GOST kesinlikle gözlemlendi ve onları yiyenler, inceliğin bugünden çok daha lezzetli olduğunu söylüyorlar. Şimdi ne yazık ki birçok malzeme daha ucuz ve sentetik olanlarla değiştiriliyor. Her fabrika onları eşit derecede iyi yapmıyor ve bazıları tarifi o kadar çok değiştirdi ki tadı tanınmaz hale geldi. "Rot Front" dan bu güne kadar "Kuş sütü" tatlıları standart olarak okunur.

Kek nasıl ortaya çıktı?

Daha sonra, 1980'lerde, o sırada Vladimir Guralnik başkanlığındaki seçkin Prag restoranının şekerlemecileri, aynı adı taşıyan bir bisküvi pastası icat etti. En narin sufle ile doldurulmuş ve efsanevi tatlılar gibi çikolata ile kaplanmış bir pastaydı. Bu yüzden pastaya "Kuş Sütü" denir.

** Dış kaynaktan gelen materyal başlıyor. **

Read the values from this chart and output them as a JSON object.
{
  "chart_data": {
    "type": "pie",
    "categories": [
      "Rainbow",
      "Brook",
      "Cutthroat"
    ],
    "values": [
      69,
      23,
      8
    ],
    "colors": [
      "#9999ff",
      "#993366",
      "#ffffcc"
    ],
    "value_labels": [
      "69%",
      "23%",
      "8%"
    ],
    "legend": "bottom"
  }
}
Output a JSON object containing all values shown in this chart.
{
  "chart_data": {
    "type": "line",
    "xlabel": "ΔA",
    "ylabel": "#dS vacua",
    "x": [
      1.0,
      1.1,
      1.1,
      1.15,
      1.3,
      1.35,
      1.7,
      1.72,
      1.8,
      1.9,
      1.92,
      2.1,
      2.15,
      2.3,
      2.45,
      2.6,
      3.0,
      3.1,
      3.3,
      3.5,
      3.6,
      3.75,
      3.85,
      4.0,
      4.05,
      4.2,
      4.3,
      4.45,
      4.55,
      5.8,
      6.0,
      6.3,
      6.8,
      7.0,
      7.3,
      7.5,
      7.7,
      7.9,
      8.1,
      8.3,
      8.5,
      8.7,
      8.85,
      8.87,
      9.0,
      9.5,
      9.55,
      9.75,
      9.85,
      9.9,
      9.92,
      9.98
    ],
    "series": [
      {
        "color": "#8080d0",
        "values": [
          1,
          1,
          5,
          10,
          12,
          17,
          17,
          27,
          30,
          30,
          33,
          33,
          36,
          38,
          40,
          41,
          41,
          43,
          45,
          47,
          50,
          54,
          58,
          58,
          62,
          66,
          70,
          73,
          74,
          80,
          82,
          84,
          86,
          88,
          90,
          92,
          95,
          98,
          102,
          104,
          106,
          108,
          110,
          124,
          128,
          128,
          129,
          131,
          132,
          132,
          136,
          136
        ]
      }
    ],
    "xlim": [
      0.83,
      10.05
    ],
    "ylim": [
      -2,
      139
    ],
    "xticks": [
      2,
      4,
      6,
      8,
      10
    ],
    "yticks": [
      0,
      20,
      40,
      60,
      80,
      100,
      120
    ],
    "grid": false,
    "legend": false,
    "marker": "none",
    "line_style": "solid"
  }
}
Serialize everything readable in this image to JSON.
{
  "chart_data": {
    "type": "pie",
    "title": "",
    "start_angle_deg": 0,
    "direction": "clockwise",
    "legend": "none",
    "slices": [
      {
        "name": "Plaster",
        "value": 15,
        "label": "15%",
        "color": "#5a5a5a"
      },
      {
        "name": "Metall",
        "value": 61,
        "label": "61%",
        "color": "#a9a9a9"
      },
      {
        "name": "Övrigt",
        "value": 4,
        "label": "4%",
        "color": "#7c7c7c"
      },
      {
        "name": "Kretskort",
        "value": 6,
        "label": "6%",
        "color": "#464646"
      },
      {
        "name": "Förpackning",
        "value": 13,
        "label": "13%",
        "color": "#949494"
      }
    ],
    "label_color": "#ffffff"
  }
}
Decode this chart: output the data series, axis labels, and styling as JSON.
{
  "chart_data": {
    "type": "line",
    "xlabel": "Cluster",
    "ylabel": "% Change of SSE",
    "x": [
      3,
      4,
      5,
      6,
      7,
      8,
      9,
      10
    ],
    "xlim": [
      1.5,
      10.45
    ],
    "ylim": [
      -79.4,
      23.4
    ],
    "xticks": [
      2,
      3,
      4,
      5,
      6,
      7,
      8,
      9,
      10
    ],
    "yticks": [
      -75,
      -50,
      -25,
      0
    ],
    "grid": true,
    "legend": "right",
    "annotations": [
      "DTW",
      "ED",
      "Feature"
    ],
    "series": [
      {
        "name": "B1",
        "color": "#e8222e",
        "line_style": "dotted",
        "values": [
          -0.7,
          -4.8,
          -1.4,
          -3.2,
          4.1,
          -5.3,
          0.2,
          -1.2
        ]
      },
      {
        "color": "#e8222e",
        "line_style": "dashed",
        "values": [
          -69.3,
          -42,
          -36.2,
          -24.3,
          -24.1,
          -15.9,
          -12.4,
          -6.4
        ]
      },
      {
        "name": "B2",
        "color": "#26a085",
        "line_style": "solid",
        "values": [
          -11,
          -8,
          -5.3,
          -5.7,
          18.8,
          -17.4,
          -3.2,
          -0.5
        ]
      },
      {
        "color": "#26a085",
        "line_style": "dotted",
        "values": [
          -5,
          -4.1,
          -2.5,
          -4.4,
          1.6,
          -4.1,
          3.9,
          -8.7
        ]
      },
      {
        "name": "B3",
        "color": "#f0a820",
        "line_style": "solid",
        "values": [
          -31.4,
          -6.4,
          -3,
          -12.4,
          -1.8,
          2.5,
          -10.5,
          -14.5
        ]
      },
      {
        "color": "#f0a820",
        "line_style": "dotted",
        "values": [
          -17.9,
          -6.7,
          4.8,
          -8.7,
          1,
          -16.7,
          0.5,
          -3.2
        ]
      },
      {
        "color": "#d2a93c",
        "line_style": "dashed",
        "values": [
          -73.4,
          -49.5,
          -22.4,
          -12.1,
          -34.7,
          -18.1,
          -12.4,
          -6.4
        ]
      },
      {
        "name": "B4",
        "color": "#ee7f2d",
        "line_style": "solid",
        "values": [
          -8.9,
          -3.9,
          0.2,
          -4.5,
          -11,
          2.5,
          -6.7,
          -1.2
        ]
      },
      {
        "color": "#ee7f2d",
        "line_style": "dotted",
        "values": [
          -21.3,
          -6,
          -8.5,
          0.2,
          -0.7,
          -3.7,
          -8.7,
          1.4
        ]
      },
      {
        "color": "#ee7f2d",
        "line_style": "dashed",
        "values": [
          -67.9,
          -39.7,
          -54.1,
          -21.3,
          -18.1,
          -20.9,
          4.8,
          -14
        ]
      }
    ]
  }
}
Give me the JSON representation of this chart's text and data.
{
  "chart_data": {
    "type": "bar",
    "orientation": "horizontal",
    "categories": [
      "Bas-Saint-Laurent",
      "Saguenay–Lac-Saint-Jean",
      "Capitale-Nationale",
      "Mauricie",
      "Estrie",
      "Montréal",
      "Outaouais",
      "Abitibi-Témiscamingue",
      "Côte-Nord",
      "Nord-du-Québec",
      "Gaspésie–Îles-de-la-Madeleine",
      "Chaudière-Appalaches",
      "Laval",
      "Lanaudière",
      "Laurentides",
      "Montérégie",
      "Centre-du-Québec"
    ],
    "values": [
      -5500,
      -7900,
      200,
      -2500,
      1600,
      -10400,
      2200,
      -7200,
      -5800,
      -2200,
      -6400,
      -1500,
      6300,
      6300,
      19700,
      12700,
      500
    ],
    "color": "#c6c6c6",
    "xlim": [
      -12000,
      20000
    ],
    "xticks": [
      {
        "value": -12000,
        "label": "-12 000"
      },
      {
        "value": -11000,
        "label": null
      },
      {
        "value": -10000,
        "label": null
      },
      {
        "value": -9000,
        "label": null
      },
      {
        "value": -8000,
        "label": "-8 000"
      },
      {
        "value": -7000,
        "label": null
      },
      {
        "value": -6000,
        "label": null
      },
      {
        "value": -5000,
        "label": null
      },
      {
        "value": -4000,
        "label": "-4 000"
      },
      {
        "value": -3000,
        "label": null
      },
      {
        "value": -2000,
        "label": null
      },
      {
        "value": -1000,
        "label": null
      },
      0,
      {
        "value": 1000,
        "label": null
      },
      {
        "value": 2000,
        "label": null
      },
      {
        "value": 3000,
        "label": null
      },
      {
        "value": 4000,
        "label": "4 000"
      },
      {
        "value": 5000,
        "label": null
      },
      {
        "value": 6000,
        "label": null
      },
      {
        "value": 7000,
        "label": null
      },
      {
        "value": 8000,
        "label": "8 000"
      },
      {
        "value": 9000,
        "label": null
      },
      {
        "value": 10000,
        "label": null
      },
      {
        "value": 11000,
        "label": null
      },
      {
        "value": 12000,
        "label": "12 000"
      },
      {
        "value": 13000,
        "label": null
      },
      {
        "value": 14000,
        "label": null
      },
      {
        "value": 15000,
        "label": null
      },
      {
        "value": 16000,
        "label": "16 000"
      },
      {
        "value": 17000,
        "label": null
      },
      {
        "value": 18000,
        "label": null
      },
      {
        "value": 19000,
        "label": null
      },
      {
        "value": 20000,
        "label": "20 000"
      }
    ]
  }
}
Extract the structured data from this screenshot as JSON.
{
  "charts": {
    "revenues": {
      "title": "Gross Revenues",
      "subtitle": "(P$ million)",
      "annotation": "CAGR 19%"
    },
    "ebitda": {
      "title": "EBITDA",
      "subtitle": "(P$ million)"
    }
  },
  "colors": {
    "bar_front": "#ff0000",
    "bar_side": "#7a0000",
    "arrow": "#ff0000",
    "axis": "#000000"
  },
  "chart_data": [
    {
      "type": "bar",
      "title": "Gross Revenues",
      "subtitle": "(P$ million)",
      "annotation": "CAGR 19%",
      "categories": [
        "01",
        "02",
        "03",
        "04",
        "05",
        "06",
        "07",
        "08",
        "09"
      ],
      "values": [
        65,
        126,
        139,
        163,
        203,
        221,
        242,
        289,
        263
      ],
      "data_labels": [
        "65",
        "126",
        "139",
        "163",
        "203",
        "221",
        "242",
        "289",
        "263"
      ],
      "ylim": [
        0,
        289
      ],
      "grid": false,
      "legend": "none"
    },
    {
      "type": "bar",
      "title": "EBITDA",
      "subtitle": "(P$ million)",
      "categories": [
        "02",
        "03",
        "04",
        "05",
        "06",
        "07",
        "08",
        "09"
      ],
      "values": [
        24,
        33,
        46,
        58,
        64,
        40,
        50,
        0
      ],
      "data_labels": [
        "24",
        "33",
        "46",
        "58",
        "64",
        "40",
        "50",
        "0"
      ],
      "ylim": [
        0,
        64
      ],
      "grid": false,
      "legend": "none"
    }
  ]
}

Benzersizliği, SSCB'de başka hiçbir patentin verilmemiş olması gerçeğinde de yatmaktadır, ancak bu patent verilmiştir.

Tarifi bir sır olmadığı için şimdi evde pişiriliyor. Ancak teknolojinin karmaşıklığı nedeniyle, yalnızca en yetenekli ve deneyimli ev kadınları bunu alır.